A gay couple is suing a school district in Queens, New York, alleging their son suffered years of anti-gay bullying from his peers, followed by hostility from school officials.
According to the lawsuit filed in Manhattan Federal Court on June 28th, the sixth-grader, identified only as “D.S.,” was harrassed by students both physically and verbally for at least two years after he came out as gay.
D.S., who was adopted by two gay dads, allegedly faced homophobic rhetoric after he came out to his classmates and teachers in 2017.
According to Gay City News, the lawsuit says D.S. was told by peers he was “acting like a girl,” called “faggot ass” and “bitch,” and was told “that he would be damned to hell by God because of his ‘lifestyle.’”
After school administrators heard of the allegations from D.S., they reportedly conducted “half-hearted investigations,” which “deemed many of D.S.’s complaints unfounded.” When D.S. was told he was “destined to burn in hell,” administrators claimed allegedly called the comment a “difference of opinion.”

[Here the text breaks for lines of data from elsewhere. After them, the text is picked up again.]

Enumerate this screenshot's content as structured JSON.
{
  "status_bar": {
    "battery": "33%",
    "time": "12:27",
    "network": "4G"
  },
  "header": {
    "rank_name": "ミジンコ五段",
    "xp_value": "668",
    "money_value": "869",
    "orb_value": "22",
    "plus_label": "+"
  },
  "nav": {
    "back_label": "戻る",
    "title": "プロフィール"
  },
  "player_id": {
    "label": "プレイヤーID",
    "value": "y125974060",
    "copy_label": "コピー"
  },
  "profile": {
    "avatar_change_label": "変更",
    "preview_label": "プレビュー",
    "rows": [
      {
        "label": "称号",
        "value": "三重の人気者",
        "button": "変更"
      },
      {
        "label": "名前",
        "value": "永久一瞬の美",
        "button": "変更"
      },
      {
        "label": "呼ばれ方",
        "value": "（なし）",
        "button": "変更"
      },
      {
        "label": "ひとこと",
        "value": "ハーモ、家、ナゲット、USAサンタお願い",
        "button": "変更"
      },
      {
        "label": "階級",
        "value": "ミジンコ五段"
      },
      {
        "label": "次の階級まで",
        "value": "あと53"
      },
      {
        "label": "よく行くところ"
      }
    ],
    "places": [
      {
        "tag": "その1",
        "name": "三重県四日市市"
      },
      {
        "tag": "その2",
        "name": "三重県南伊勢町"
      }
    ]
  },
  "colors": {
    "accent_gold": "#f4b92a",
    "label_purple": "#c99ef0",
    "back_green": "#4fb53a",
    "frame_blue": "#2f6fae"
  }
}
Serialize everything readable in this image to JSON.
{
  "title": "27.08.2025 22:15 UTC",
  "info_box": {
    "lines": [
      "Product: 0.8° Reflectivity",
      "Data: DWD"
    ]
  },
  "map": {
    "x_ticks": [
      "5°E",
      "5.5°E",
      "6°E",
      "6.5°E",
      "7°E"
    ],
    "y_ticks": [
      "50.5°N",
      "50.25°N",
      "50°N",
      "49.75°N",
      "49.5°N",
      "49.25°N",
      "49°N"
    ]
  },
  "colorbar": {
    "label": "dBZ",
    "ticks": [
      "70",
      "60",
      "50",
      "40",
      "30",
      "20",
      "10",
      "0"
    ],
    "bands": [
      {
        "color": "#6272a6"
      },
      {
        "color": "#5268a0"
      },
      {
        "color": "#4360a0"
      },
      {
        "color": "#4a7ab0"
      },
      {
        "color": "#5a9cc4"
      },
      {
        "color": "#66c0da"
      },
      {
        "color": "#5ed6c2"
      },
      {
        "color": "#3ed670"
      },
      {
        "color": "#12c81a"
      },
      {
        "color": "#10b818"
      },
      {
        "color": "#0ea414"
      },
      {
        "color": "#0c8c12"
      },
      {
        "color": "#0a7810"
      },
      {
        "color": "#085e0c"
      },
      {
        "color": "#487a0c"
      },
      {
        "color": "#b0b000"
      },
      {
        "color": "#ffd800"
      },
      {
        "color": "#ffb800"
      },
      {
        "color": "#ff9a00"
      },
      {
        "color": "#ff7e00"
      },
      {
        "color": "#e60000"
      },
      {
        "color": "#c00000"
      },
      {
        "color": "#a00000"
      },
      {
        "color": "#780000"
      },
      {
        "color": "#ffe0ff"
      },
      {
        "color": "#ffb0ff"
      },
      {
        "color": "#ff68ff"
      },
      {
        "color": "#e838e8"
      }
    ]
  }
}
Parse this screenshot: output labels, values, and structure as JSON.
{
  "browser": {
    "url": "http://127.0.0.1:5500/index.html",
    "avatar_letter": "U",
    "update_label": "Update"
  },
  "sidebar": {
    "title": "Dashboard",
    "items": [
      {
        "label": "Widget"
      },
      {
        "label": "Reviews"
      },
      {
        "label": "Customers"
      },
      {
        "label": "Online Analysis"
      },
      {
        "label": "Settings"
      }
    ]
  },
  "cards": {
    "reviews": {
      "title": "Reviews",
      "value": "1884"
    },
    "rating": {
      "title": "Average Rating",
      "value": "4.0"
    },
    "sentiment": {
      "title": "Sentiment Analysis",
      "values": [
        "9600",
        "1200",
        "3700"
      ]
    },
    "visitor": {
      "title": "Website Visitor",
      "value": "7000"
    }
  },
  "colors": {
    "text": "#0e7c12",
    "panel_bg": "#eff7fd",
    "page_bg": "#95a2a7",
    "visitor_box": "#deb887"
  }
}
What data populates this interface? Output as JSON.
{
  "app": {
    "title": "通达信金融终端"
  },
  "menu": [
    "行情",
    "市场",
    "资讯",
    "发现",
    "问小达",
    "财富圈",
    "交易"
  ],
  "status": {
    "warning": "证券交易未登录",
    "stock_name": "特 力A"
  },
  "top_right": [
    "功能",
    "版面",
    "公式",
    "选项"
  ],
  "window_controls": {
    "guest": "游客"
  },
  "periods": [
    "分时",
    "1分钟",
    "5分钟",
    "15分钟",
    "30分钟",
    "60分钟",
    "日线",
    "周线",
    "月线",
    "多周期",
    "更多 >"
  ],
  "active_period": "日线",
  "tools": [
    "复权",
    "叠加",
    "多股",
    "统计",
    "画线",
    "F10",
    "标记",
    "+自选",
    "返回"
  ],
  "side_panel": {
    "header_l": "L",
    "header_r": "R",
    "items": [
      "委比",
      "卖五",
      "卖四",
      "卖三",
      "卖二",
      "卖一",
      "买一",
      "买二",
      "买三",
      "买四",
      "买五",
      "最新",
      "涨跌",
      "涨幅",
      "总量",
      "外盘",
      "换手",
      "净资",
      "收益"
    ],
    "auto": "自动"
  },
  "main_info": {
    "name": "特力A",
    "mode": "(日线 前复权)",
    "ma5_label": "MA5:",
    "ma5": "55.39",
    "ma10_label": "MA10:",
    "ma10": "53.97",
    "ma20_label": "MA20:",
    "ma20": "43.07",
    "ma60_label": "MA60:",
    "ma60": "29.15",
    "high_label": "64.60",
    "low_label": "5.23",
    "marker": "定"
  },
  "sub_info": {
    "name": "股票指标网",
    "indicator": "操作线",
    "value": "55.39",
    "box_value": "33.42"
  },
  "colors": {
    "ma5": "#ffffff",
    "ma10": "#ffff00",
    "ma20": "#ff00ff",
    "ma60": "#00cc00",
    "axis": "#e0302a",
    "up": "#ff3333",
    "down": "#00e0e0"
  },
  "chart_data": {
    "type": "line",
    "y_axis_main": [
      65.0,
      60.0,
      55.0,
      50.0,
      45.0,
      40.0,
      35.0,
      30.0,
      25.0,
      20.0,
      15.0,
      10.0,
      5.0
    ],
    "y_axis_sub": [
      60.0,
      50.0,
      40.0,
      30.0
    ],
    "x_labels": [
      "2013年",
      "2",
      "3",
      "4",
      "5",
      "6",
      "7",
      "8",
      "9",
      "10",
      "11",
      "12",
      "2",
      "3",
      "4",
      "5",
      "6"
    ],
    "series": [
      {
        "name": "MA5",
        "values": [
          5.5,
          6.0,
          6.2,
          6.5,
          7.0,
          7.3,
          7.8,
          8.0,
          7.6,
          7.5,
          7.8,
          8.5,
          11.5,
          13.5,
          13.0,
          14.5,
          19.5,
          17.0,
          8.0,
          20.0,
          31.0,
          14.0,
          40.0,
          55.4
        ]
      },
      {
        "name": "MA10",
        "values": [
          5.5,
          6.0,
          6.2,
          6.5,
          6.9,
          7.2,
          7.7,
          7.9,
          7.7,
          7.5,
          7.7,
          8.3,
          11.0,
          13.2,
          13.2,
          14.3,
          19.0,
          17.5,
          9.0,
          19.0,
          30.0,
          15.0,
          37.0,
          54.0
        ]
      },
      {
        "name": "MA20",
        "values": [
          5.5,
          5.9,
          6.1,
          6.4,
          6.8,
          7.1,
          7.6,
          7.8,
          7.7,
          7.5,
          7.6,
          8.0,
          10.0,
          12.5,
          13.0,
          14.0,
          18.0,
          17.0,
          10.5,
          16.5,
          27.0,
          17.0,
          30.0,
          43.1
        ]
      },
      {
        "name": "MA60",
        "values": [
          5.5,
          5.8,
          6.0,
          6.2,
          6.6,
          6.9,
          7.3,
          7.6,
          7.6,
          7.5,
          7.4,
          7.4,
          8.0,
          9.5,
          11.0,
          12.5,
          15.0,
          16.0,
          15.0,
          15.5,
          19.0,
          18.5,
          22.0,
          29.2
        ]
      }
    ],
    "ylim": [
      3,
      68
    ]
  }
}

According to GSN, D.S. was also told by a dean at the school, in front of Jason Cianciotto, one of his adoptive fathers, that it was “inappropriate” to mention his sexual orientation at school.
“[The dead] also said, ‘well, if [D.S] didn’t talk about being gay in school, then these things wouldn’t happen,” Cianciotto explained.
“I had falsely made the presumption that when it came to bullying in school, while we couldn’t prevent it from happening consistently, that the school would follow that [anti-discrimination laws] and put a stop to it immediately,” Cianciotto told GSN. “It continued no matter what we did.”
Instead of following the law, Cianciotto said D.S. was met with bullying, harassment, dismissal, and religious-based condemnation of himself and his dads.
The lawsuit says the bullying quickly took a toll on D.S.’s mental health. Although he appeared to be making progress from years of childhood trauma, Cianciotto said D.S. began to “poke his fingers into his eyes” and frequently talk about death.
In 2019, as the bullying intensified in seventh grade, Cianciotto and his husband withdrew D.S. from the school.
Now D.S. is approaching 15 years old and is in high school, and Cianciotto said the new school environment is “different like night and day compared to IS 126.”
The family is seeking unspecified damages for the alleged abuse.